The airport started commercial operations in 1919 and was Paris's only airport until the construction of Orly Airport in 1932. It is famous as the landing site for Charles Lindbergh's historic solo transatlantic crossing in 1927 in the Spirit of St. Louis, and had been the departure point two weeks earlier for the French biplane L'Oiseau Blanc (The White Bird), which took off in an attempt at a transatlantic flight, but then mysteriously disappeared.

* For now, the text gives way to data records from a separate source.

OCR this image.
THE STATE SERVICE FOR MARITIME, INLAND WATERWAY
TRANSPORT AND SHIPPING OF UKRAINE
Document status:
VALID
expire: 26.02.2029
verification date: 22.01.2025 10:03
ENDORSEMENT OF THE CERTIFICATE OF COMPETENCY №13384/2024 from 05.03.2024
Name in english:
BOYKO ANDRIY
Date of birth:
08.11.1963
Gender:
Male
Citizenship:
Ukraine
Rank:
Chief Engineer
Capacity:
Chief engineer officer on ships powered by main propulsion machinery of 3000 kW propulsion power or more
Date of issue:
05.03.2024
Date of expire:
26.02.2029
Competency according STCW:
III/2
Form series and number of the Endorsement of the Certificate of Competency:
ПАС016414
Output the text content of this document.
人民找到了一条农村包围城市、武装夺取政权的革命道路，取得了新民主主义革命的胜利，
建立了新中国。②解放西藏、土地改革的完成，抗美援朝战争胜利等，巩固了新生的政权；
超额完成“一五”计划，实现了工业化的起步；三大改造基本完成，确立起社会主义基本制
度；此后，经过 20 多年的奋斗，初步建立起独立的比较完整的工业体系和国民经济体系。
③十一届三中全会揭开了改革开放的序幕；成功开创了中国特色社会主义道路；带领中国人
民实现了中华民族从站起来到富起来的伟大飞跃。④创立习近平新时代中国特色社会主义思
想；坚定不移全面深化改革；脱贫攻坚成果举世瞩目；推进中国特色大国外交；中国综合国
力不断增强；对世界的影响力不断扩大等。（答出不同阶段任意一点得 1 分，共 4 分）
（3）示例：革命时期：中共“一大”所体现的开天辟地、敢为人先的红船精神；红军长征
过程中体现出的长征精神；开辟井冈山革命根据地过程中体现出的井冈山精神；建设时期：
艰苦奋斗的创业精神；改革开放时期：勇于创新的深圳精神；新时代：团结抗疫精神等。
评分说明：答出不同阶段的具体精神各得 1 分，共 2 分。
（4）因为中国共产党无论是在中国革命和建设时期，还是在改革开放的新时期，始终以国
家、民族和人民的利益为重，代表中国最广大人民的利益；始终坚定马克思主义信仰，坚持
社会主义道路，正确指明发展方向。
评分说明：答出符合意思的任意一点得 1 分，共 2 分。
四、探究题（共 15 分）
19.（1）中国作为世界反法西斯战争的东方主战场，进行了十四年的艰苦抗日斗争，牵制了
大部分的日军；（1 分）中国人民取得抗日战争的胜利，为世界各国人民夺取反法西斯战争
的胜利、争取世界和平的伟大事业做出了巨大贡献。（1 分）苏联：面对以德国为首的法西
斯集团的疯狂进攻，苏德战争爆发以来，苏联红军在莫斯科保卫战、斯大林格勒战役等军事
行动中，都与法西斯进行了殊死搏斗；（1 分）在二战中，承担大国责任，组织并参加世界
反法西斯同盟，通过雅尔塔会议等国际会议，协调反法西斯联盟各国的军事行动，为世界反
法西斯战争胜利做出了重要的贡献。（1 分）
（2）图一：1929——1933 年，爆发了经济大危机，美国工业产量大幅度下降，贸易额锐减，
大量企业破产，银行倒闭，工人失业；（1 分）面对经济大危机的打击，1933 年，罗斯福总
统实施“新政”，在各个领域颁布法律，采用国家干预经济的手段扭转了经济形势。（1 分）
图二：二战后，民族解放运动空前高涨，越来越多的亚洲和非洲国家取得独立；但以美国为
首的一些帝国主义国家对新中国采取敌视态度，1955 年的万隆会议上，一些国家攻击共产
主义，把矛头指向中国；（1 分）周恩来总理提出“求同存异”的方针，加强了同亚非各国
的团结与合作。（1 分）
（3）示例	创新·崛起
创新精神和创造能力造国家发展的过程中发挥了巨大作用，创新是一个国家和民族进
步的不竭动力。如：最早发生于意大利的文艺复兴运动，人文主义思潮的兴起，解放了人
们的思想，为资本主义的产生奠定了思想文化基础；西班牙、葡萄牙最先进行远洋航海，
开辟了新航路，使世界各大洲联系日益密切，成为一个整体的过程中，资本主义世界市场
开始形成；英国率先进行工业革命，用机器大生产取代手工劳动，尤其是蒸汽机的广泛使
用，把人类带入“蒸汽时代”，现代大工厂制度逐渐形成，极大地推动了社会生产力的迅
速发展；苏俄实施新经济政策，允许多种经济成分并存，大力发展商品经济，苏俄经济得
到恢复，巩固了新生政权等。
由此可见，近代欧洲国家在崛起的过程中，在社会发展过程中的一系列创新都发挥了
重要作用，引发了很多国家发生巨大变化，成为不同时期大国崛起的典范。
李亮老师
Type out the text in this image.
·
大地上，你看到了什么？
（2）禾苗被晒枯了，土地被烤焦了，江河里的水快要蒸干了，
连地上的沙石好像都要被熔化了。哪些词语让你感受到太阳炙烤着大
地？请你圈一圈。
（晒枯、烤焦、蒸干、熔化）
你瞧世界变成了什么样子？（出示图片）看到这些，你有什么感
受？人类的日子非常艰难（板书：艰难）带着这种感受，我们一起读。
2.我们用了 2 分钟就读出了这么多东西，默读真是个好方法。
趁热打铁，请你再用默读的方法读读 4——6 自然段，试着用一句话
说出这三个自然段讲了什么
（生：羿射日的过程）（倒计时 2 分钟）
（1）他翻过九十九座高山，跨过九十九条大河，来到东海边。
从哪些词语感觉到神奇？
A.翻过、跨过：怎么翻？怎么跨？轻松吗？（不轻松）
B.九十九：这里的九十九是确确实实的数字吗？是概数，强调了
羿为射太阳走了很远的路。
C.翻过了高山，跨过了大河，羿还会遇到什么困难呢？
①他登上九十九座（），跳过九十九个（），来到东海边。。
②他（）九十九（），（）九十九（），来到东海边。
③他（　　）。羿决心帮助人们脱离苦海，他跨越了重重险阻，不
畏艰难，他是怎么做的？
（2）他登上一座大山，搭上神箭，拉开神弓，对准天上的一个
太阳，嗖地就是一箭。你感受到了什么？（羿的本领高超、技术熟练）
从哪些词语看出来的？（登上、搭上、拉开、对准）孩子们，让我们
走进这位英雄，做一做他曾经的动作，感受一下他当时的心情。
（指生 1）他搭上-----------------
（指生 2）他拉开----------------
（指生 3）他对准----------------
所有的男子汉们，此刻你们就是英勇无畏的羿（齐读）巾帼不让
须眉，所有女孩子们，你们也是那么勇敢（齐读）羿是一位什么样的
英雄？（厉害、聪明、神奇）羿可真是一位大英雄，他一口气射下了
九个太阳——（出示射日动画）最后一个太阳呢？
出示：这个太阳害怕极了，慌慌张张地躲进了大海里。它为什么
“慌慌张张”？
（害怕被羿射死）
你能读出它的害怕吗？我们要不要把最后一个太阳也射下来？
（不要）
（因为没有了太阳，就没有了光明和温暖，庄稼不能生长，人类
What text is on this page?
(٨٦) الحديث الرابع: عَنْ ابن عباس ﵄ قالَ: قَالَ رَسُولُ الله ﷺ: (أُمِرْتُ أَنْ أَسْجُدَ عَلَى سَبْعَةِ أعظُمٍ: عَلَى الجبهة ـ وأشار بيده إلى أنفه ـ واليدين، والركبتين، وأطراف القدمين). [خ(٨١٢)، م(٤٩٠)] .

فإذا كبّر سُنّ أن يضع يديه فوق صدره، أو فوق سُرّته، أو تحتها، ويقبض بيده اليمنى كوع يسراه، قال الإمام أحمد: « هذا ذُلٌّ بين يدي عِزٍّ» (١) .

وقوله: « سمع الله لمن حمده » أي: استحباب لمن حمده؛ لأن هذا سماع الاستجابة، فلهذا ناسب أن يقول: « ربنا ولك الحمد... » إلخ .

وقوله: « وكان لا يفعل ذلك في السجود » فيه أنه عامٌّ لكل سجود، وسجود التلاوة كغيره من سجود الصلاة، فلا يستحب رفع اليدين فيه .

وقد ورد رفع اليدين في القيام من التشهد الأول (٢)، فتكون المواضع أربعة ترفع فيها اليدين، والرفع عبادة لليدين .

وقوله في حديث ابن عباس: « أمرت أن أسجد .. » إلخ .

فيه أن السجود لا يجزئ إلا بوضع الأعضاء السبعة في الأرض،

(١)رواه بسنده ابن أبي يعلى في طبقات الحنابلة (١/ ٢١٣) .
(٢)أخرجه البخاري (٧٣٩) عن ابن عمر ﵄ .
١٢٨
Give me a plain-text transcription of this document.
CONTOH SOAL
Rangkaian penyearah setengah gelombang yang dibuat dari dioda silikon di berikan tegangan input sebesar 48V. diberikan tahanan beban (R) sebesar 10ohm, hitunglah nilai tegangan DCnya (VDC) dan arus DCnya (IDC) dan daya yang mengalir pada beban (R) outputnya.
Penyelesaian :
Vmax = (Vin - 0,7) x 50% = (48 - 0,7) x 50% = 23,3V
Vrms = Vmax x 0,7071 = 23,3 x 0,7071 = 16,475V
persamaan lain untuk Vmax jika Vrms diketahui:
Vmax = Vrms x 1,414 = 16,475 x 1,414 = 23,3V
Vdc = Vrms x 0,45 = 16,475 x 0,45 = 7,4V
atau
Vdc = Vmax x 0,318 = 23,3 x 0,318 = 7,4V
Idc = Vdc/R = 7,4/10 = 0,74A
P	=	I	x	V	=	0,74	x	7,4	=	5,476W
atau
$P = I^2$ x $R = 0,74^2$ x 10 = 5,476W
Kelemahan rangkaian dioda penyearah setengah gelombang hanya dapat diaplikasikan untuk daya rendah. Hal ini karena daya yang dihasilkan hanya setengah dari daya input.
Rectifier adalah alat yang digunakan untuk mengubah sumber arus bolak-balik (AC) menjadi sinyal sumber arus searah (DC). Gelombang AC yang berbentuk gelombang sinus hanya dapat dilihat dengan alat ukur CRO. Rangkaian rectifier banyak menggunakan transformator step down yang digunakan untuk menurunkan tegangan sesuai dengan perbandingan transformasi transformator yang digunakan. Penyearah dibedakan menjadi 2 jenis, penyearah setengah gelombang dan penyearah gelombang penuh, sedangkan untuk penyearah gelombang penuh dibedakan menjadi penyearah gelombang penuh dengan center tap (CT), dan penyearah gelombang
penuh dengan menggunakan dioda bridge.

A new Art Deco style airport terminal was designed by architect Georges Labro following a competition organized by the Air Ministry in 1935. The building, decorated with the participation of the painter Lucien Martial, was inaugurated on .

Howard Hughes flew the second nonstop flight from New York to Paris in 1939, landing at Le Bourget and thereafter continuing onward to Moscow.

On 25 June 1940, Adolf Hitler began his first and only tour of Paris, with Albert Speer and an entourage, from Le Bourget Airport.

Due to capacity constraints at Le Bourget, Air France transferred all of its operations to Orly in 1952.

The Paris Air Show was first held at Le Bourget in 1953, having previously been held at the Grand Palais prior to World War II, and at Orly after the war.

On 16 June 1961, the Soviet ballet dancer Rudolf Nureyev defected at Le Bourget Airport.

In 1977, Le Bourget was closed to international airline traffic and in 1980 to regional airline traffic, but continues serving both domestic and international business aviation. Since 1975, Le Bourget Airport has hosted the Musée de l'air et de l'espace, France's main state-owned aviation museum. Following the discontinuation of regular commercial traffic in 1977, space available to house museum collections and displays has progressively increased.

The airport hosts a statue commemorating Frenchwoman Raymonde de Laroche who was the first woman to earn a pilot's licence. There is also a monument honouring Lindbergh, as well as Nungesser and Coli, pilots of The White Bird.

On 14 April 2016, the Groupe ADP rolled out the Connect 2020 corporate strategy and the commercial brand Paris Aéroport was applied to all Parisian airports, including Le Bourget airport.

Le Bourget has been called "The Teterboro of Europe" because of the role it plays in accepting all business aviation flights into Paris, and the associated support base.

==Facilities==
The Bureau of Enquiry and Analysis for Civil Aviation Safety (BEA) is headquartered in Building 153 on the grounds of Le Bourget Airport and in Le Bourget. Le Bourget Airport hosts the Musée de l'air et de l'espace, which is also located in the commune of Le Bourget.